Из глубокого двора-колодца доносились звуки русской речи, звучал смех, топали по дну колодца ноги. Потом захлопали двери автомашин, заурчали моторы, и все стихло.
— Слава Богу, уехали, — вздохнул Паттерсон. — Никак не могу их приучить уходить вовремя. Чего проще, казалось бы. Погляди на часы и после одиннадцати знай честь. Не могут. Все им кажется, что самого главного еще не обсудили и всего, что стоит на столе, еще не допили. Утомительные друзья, одним словом, ваши соотечественники, Бойерман.
— Не одни они, Джон, — улыбнулся Бойерман. — А немцы, что ли, лучше? Они на пять минут раньше советских ушли. А не было бы здесь моих соотечественников, то, глядишь, и до полночи просидели бы. Даром что великие писатели, художники и прочие гении. Один Наннен из “Штерна” чего стоит. А Бёлль, а Штюрмер, а французская мадам советологиня. Так что не ворчите. Вы ведь на самом-то деле довольны. Очень довольны.

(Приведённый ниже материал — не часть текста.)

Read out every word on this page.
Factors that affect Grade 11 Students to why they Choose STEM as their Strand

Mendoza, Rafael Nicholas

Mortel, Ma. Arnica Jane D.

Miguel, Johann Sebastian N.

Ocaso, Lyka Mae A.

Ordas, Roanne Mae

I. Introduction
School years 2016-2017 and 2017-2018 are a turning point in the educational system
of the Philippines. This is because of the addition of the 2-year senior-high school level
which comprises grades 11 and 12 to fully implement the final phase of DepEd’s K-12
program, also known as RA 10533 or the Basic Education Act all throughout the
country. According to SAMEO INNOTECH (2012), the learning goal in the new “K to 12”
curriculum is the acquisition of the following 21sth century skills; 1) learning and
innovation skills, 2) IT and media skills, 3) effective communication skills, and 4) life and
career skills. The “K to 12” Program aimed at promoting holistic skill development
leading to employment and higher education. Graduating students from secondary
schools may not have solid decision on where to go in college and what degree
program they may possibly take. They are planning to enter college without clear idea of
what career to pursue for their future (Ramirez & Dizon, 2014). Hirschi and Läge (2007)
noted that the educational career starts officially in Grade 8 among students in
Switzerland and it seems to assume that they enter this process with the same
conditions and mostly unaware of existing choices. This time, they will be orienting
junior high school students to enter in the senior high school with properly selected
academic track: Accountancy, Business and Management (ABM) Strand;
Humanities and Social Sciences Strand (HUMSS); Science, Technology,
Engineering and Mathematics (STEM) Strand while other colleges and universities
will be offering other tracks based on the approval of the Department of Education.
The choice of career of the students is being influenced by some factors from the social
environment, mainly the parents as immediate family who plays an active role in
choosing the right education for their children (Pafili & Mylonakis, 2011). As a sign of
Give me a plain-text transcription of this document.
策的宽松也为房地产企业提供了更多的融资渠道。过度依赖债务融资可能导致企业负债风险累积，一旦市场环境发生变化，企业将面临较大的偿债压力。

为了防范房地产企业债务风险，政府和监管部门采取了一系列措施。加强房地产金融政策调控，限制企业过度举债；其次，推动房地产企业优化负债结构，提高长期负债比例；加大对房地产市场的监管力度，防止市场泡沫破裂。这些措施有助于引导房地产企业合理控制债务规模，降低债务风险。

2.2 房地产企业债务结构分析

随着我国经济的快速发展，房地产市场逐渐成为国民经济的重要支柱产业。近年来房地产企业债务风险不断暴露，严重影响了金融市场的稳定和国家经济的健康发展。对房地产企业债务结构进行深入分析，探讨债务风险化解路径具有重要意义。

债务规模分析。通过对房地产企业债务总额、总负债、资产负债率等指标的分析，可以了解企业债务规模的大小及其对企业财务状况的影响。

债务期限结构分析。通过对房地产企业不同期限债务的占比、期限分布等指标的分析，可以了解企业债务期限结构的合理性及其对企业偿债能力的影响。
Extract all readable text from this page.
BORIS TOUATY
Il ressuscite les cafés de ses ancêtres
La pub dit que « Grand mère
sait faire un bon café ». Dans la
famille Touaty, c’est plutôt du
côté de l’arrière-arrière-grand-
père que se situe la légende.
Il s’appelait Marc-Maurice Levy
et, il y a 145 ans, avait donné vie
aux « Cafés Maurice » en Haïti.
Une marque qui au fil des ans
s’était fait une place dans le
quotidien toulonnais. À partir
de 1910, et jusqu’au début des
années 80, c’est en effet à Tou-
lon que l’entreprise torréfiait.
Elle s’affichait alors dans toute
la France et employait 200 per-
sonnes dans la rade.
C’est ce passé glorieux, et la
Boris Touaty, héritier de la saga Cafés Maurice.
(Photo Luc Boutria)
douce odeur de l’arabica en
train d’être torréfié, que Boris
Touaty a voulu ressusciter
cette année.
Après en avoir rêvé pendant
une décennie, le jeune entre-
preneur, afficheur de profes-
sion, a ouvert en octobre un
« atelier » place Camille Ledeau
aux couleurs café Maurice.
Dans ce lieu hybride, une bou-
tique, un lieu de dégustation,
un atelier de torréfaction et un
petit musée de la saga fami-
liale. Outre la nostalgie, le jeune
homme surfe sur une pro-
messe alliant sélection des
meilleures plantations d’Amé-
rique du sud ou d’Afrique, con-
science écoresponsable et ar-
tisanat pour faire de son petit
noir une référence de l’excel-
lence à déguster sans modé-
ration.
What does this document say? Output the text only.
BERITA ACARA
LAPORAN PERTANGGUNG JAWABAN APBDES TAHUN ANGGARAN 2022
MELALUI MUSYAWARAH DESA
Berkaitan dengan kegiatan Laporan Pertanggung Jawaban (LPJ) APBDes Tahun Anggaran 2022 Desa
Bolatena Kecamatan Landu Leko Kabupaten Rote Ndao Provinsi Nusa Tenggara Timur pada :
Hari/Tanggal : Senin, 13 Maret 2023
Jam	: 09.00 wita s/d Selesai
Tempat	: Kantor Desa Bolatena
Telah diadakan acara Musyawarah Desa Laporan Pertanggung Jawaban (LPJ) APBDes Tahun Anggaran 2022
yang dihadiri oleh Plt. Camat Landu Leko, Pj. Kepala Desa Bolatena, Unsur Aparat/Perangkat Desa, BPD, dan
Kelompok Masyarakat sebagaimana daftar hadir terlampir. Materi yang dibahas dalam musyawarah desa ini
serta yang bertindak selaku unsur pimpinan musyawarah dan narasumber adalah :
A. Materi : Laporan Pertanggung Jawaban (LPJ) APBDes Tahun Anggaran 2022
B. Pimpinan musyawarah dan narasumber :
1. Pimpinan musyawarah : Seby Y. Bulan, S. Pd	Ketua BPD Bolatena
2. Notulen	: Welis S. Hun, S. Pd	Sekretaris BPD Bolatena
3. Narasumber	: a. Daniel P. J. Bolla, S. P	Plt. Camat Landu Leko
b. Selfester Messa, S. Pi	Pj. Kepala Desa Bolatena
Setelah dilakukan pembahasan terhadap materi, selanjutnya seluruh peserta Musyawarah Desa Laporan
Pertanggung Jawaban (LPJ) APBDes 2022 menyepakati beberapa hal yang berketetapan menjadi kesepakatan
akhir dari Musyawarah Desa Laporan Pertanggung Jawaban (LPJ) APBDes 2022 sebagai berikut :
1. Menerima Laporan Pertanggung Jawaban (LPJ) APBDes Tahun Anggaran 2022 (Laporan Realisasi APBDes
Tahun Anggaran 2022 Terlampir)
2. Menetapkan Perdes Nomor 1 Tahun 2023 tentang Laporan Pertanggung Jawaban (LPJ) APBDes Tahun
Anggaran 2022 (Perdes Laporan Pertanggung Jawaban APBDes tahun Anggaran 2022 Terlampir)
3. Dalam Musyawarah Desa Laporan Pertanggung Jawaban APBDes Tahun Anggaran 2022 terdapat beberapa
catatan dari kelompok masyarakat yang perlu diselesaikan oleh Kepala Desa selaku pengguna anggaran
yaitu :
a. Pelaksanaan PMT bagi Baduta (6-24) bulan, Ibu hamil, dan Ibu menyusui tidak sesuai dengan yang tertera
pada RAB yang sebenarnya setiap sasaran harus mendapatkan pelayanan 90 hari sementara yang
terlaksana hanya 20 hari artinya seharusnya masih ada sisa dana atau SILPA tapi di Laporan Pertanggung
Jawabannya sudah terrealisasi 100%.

— Ну, не надо этих преувеличений, — медленно закуривая, возразил Паттерсон. — Впрочем, преувеличения — это типично русская черта. Вы не заметили, Бойерман, что русские не могут говорить, не добавляя к каждому слову “очень”. Скажи, как все люди, что это хорошо, а это плохо, это красиво, а то некрасиво, непривлекательно. Так нет же, русскому не может что-то просто понравиться, оно должно очень понравиться. Он не волнуется, а очень волнуется. Говорят, как на ходулях ходят. Впрочем, чего я разворчался. Не умеете иначе, так делайте, как умеете. Это я все из-за того, что вы думаете, будто мне очень нравится ваш посол и этот его кучерявый друг с конским лицом. Как его? Да, Банкин. О Мукарове я вообще не говорю. Он мне, Бойерман, определенно не нравится. Он мешает. Но думаю, что посол уже почувствовал это и делает выводы. Мукаров из числа убежденных коммунистов. Ограниченный человек. На него не стоит тратить время.
— Но Тыковлев, безусловно, интересен, — возразил Бойерман. — Это новый тип партийного функционера. Он довольно начитан, готов мыслить о немыслимом, не чурается нас, а, наоборот, ищет контакта и возможностей общения. Ему интересно с нами. К тому же чувствуется, что он критично настроен в отношении многих своих коллег по ЦК, трезво оценивает положение дел в своей стране. И главное, Джон, он откровенен. После сегодняшнего разговора могу побиться об заклад, что Максим Шостакович при первой возможности перебежит на Запад. Да и с Вишневской у них, похоже, становится все более непросто.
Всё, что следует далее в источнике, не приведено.